History

United Kingdom
- Name: Prince Regent
- Namesake: The Prince Regent
- Launched: 1817, Kings County, New Brunswick
- Fate: Wrecked 2 November 1823

General characteristics
- Tons burthen: 557, or 558 (bm)

= Prince Regent (1817 ship) =

UK merchant ship (1817–1823)

Prince Regent was launched in New Brunswick in 1817. She sailed to England and changed her registry, but then unusually, in 1821, her ownership and registry returned to New Brunswick. She was wrecked on the coast of Maine in November 1823.

==Career==
Prince Regent first appeared in Lloyd's Register (LR) in 1818.

She was registered in Liverpool in 1818.

| Year | Master | Owner | Trade | Source & notes |
|---|---|---|---|---|
| 1818 | J.Reed (or Reid) G.Stanton | B.Stanton | Liverpool–New Brunswick | LR; damages repaired 1818 |

In Liverpool her ownership changed. The Register of Shipping gave it as T.Lange, and Lloyd's Register gave it as Ewing & Co.

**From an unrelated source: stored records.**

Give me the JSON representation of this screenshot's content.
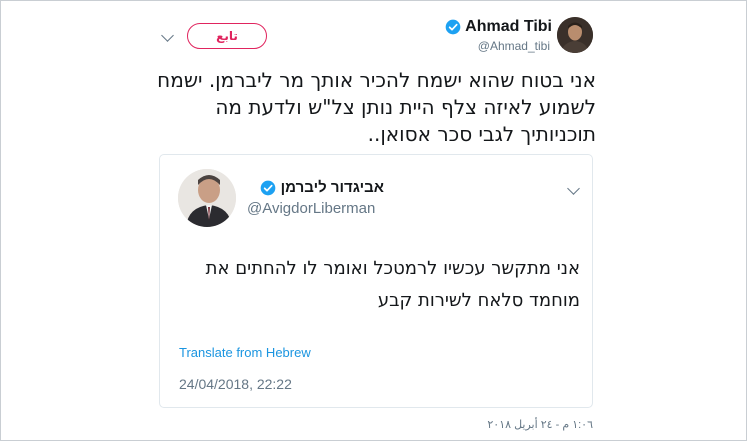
{
  "tweet": {
    "author_name": "Ahmad Tibi",
    "author_handle": "@Ahmad_tibi",
    "follow_label": "تابع",
    "text": "אני בטוח שהוא ישמח להכיר אותך מר ליברמן. ישמח לשמוע לאיזה צלף היית נותן צל\"ש ולדעת מה תוכניותיך לגבי סכר אסואן..",
    "timestamp": "١:٠٦ م - ٢٤ أبريل ٢٠١٨",
    "menu_icon": "chevron-down-icon",
    "verified_icon": "verified-badge-icon"
  },
  "quoted_tweet": {
    "author_name": "אביגדור ליברמן",
    "author_handle": "@AvigdorLiberman",
    "text": "אני מתקשר עכשיו לרמטכל ואומר לו להחתים את מוחמד סלאח לשירות קבע",
    "translate_label": "Translate from Hebrew",
    "timestamp": "24/04/2018, 22:22",
    "menu_icon": "chevron-down-icon",
    "verified_icon": "verified-badge-icon"
  },
  "colors": {
    "follow_accent": "#e0245e",
    "verified_blue": "#1da1f2",
    "link_blue": "#1b95e0",
    "secondary_text": "#657786",
    "border": "#e1e8ed"
  }
}
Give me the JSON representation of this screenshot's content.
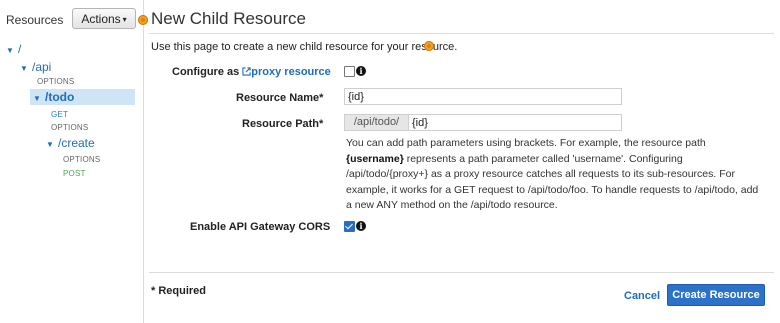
{
  "sidebar": {
    "title": "Resources",
    "actions_label": "Actions",
    "tree": {
      "root": "/",
      "api": "/api",
      "api_options": "OPTIONS",
      "todo": "/todo",
      "todo_get": "GET",
      "todo_options": "OPTIONS",
      "create": "/create",
      "create_options": "OPTIONS",
      "create_post": "POST"
    }
  },
  "main": {
    "title": "New Child Resource",
    "intro": "Use this page to create a new child resource for your resource.",
    "configure_proxy": {
      "label_prefix": "Configure as",
      "link": "proxy resource",
      "checked": false
    },
    "resource_name": {
      "label": "Resource Name*",
      "value": "{id}"
    },
    "resource_path": {
      "label": "Resource Path*",
      "prefix": "/api/todo/",
      "value": "{id}"
    },
    "help": {
      "p1": "You can add path parameters using brackets. For example, the resource path ",
      "p1_bold": "{username}",
      "p2": " represents a path parameter called 'username'. Configuring /api/todo/{proxy+} as a proxy resource catches all requests to its sub-resources. For example, it works for a GET request to /api/todo/foo. To handle requests to /api/todo, add a new ANY method on the /api/todo resource."
    },
    "cors": {
      "label": "Enable API Gateway CORS",
      "checked": true
    },
    "required_note": "* Required",
    "cancel_label": "Cancel",
    "create_label": "Create Resource"
  },
  "icons": {
    "info": "info-icon",
    "external_link": "external-link-icon",
    "highlight_marker": "orange-dot-marker"
  },
  "colors": {
    "link": "#1f6eb5",
    "primary_button": "#2b72c8",
    "selected_row": "#cfe4f7",
    "post_method": "#47a84b",
    "marker": "#f7a21b"
  }
}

The Saint John, New Brunswick merchants John Richard Partelow and Hugh Johnston, Sr., purchased Prince Regent and in 1821 transferred her registry back to Saint John.

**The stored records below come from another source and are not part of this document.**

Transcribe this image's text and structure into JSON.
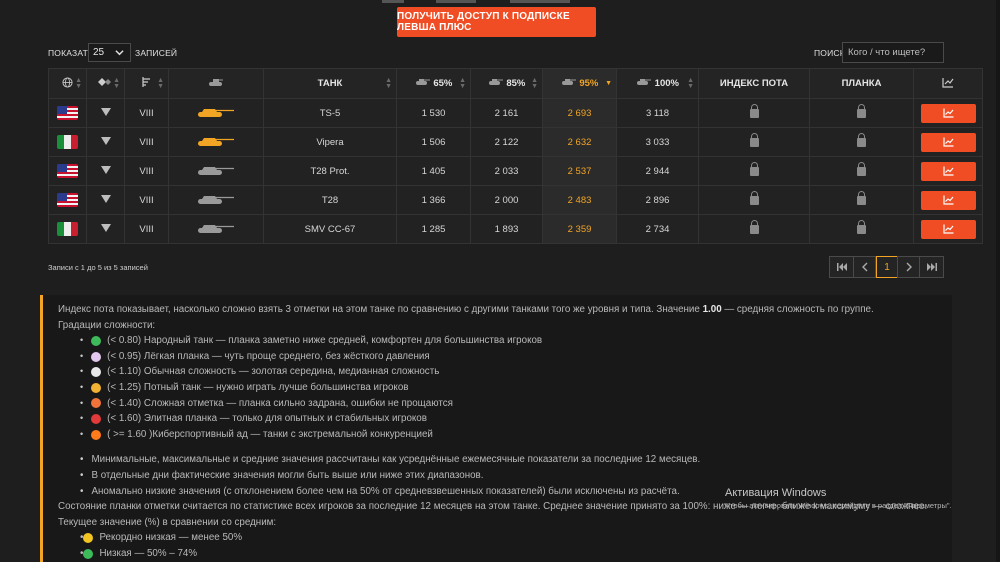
{
  "cta": {
    "label": "ПОЛУЧИТЬ ДОСТУП К ПОДПИСКЕ ЛЕВША ПЛЮС"
  },
  "controls": {
    "show_label": "ПОКАЗАТЬ",
    "page_size": "25",
    "entries_label": "ЗАПИСЕЙ",
    "search_label": "ПОИСК:",
    "search_placeholder": "Кого / что ищете?"
  },
  "table": {
    "headers": {
      "nation": "",
      "type": "",
      "tier": "",
      "image": "",
      "tank": "ТАНК",
      "p65": "65%",
      "p85": "85%",
      "p95": "95%",
      "p100": "100%",
      "sweat": "ИНДЕКС ПОТА",
      "bar": "ПЛАНКА",
      "chart": ""
    },
    "sorted_column": "p95",
    "rows": [
      {
        "nation": "usa",
        "tier": "VIII",
        "name": "TS-5",
        "p65": "1 530",
        "p85": "2 161",
        "p95": "2 693",
        "p100": "3 118",
        "icon_color": "#f2a524"
      },
      {
        "nation": "italy",
        "tier": "VIII",
        "name": "Vipera",
        "p65": "1 506",
        "p85": "2 122",
        "p95": "2 632",
        "p100": "3 033",
        "icon_color": "#f2a524"
      },
      {
        "nation": "usa",
        "tier": "VIII",
        "name": "T28 Prot.",
        "p65": "1 405",
        "p85": "2 033",
        "p95": "2 537",
        "p100": "2 944",
        "icon_color": "#9a9a9a"
      },
      {
        "nation": "usa",
        "tier": "VIII",
        "name": "T28",
        "p65": "1 366",
        "p85": "2 000",
        "p95": "2 483",
        "p100": "2 896",
        "icon_color": "#9a9a9a"
      },
      {
        "nation": "italy",
        "tier": "VIII",
        "name": "SMV CC-67",
        "p65": "1 285",
        "p85": "1 893",
        "p95": "2 359",
        "p100": "2 734",
        "icon_color": "#9a9a9a"
      }
    ]
  },
  "records_info": "Записи с 1 до 5 из 5 записей",
  "pagination": {
    "first": "⏮",
    "prev": "‹",
    "current": "1",
    "next": "›",
    "last": "⏭"
  },
  "info": {
    "intro_before": "Индекс пота показывает, насколько сложно взять 3 отметки на этом танке по сравнению с другими танками того же уровня и типа. Значение ",
    "intro_bold": "1.00",
    "intro_after": " — средняя сложность по группе.",
    "grades_title": "Градации сложности:",
    "grades": [
      {
        "text": "(< 0.80) Народный танк — планка заметно ниже средней, комфортен для большинства игроков",
        "color": "#3dba5a"
      },
      {
        "text": "(< 0.95) Лёгкая планка — чуть проще среднего, без жёсткого давления",
        "color": "#e2c8ee"
      },
      {
        "text": "(< 1.10) Обычная сложность — золотая середина, медианная сложность",
        "color": "#e8e8e8"
      },
      {
        "text": "(< 1.25) Потный танк — нужно играть лучше большинства игроков",
        "color": "#f2b233"
      },
      {
        "text": "(< 1.40) Сложная отметка — планка сильно задрана, ошибки не прощаются",
        "color": "#f0743a"
      },
      {
        "text": "(< 1.60) Элитная планка — только для опытных и стабильных игроков",
        "color": "#e03a3a"
      },
      {
        "text": "( >= 1.60 )Киберспортивный ад — танки с экстремальной конкуренцией",
        "color": "#ff7a1a"
      }
    ],
    "notes": [
      "Минимальные, максимальные и средние значения рассчитаны как усреднённые ежемесячные показатели за последние 12 месяцев.",
      "В отдельные дни фактические значения могли быть выше или ниже этих диапазонов.",
      "Аномально низкие значения (с отклонением более чем на 50% от средневзвешенных показателей) были исключены из расчёта."
    ],
    "bar_text": "Состояние планки отметки считается по статистике всех игроков за последние 12 месяцев на этом танке. Среднее значение принято за 100%: ниже — легче, ближе к максимуму — сложнее.",
    "current_title": "Текущее значение (%) в сравнении со средним:",
    "current": [
      {
        "text": "Рекордно низкая — менее 50%",
        "color": "#f2c522"
      },
      {
        "text": "Низкая — 50% – 74%",
        "color": "#3dba5a"
      }
    ]
  },
  "windows": {
    "title": "Активация Windows",
    "subtitle": "Чтобы активировать Windows, перейдите в раздел \"Параметры\"."
  }
}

| Year | Master | Owner | Trade | Source & notes |
|---|---|---|---|---|
| 1823 | G.Stanton | Bartelow & Co. | Liverpool–Boston | LR; damages repaired 1820 & repairs 1823 |

==Fate==
On 2 November 1823, Prince Regent, Stanton, master, while bound from Liverpool for Saint John, was driven ashore and wrecked on Machias Seal Island, in the Bay of Fundy. Her crew was saved. The hull, part of the sails and rigging, along with 120 tons of coal, were sold at auction on November 7.